Repito: depois da vitória na Taça, o Restelo parecia estar em hibernação. As assistências diminuíram drasticamente, porque não havia chama. Já antes escrevi isto mas repito porque vejo a insistência no erro de que o aumento da presença de público no Restelo é (ou será) basicamente uma consequência de bons resultados. É falso. Os factos mostram uma coisa diferente.
Bom, mas o pior estava para vir. Na sequência da já por nós repetidamente explicada vitória de Ferreira de Matos (excelente mas completamente inadequada pessoa) nas eleições de 1990 (péssima escolha dos sócios), o que restava de esperanças de reassunção da grandeza do Belenenses iria esboroar-se completamente. Nunca conseguirei perceber como é possível que, um ano depois da vitória na Taça de Portugal, os sócios tenham optado pela falta de ambição e pelo folclore menorizante. Mas enfim... As más escolhas pagam-se; e o preço foi a descida de divisão, um mar de dívidas, a entrada no anedotário nacional. Mas ainda há gente que olha as eleições com ligeireza e que, embora pense o contrário, estaria pronta para votar num Ferreira de Matos ou num Matias! Tenho a absoluta convicção disso! Ainda bem que não se perfila nenhuma candidatura assim para as próximas eleições. Caso contrário, seria vitória quase certa....
Foi talvez o maior golpe que nos auto-infligimos na história do Belenenses. A partir daí, não mais se podia sustentar que tínhamos descido (só) uma vez, por acidente. A partir daí, descer (ou não) passou a ser um facto para se lidar habitualmente! A partir daí, cada vez mais se multiplicaram os ignorantes da história do clube – e pior do que isso, que fazem gala em a espezinhar -, prontos a estarem de joelhos perante os nossos 3 velhos rivais (por causa de um Paulo Sérgio ou de um Rodolfo Lima, por exemplo) e a assanharem-se com o Penafiel ou o Gil Vicente. Às vezes, verifico, com espanto, que há gente que parece preferir que estivéssemos a lutar pelos 1ºs lugares...de uma divisão secundária!

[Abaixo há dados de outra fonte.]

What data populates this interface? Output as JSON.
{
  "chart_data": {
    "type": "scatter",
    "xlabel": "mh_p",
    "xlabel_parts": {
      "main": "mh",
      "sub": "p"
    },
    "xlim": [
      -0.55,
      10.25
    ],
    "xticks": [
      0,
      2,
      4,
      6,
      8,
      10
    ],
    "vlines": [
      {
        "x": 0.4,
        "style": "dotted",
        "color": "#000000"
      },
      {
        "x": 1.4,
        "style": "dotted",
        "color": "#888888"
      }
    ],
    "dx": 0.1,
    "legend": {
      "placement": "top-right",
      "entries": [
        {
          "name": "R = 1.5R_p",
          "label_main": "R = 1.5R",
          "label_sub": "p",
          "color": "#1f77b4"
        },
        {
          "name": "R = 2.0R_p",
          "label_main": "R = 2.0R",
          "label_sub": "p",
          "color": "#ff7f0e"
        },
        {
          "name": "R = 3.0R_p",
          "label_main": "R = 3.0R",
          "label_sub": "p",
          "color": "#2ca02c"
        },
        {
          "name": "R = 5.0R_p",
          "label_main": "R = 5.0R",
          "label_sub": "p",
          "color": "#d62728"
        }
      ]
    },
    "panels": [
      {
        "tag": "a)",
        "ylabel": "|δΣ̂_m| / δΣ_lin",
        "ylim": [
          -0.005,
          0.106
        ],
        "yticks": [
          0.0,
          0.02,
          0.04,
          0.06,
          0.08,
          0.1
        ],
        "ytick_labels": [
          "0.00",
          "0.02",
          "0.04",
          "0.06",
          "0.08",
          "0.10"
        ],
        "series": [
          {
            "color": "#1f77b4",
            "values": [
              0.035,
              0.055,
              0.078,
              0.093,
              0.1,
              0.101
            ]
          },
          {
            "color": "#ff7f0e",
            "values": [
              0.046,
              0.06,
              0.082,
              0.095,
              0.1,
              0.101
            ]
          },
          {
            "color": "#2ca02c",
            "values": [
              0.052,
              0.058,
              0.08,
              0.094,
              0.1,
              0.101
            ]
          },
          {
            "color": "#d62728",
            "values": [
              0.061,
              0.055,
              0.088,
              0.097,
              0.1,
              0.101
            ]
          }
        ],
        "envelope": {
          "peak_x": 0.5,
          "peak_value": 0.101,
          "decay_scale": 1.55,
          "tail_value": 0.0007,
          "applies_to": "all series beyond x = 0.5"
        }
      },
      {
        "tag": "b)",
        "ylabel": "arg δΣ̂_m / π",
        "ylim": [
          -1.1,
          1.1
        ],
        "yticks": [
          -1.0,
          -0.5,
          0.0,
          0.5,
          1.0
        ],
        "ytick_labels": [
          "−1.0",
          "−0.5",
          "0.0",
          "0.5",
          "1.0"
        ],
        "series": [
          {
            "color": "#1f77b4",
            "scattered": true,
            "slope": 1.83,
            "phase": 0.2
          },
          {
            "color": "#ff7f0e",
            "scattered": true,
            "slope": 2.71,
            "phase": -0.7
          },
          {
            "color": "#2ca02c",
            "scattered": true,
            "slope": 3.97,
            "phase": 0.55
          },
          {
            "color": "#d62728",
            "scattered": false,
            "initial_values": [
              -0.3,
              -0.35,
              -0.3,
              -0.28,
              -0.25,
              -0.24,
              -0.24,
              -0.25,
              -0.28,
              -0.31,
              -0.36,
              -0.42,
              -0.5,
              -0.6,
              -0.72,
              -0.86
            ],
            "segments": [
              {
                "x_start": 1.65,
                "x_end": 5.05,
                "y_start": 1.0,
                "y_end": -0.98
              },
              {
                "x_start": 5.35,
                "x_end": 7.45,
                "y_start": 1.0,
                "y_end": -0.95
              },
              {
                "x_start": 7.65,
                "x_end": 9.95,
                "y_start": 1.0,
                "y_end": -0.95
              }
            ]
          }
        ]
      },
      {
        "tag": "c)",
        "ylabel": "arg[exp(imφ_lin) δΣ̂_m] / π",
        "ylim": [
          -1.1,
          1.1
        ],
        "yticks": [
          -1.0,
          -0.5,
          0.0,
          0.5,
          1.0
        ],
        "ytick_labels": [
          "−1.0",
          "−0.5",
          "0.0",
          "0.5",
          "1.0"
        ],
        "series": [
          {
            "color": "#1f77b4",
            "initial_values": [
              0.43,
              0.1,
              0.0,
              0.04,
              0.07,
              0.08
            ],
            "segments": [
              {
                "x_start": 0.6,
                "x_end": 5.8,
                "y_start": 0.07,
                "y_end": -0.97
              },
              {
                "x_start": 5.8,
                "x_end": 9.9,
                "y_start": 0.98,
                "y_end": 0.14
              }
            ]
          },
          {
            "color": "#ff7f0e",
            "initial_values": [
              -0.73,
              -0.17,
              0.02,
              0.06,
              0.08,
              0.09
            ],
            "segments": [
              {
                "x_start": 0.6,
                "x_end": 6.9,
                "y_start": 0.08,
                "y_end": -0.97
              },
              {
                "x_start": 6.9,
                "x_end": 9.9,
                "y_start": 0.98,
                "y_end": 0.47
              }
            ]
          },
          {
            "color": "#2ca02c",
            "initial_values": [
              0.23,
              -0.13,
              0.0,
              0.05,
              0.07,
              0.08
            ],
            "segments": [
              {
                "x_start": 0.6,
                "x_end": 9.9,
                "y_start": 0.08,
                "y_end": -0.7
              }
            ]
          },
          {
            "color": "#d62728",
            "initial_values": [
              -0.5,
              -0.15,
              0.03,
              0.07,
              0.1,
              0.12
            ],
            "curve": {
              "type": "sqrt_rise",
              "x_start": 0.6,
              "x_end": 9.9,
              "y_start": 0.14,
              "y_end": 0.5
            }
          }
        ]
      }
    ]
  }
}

O que restava da alma do clube ainda teve um sobressalto. Na histórica Assemblei Geral de Dezembro de 1990, num erguer de braços unânime, os dirigentes foram destituídos e eleita uma Junta Directiva, liderada pelo Major Baptista da Silva. Foi já tarde para evitar a descida de divisão mas a acção da Junta foi meritória e veio trazer um balão de oxigénio ao Belenenses.
A fim de garantir o retorno imediato à 1ª divisão, a equipa foi reforçada com jogadores de qualidade (Emerson, Mauro Airez, Luís Gustavo). Pôs-se, naturalmente, fim, à experiência dos empréstimos do ano anterior. Depois de um mau começo, a equipa embalou no 2º terço do Campeonato, agora com Abel Braga a treinador, e assegurou a subida.
A época de regresso começou com bastante fulgor, excelente futebol e boas assistências; e o regresso às competições europeias esteve por um triz. Seria ainda possível um ressurgimento do Belenenses?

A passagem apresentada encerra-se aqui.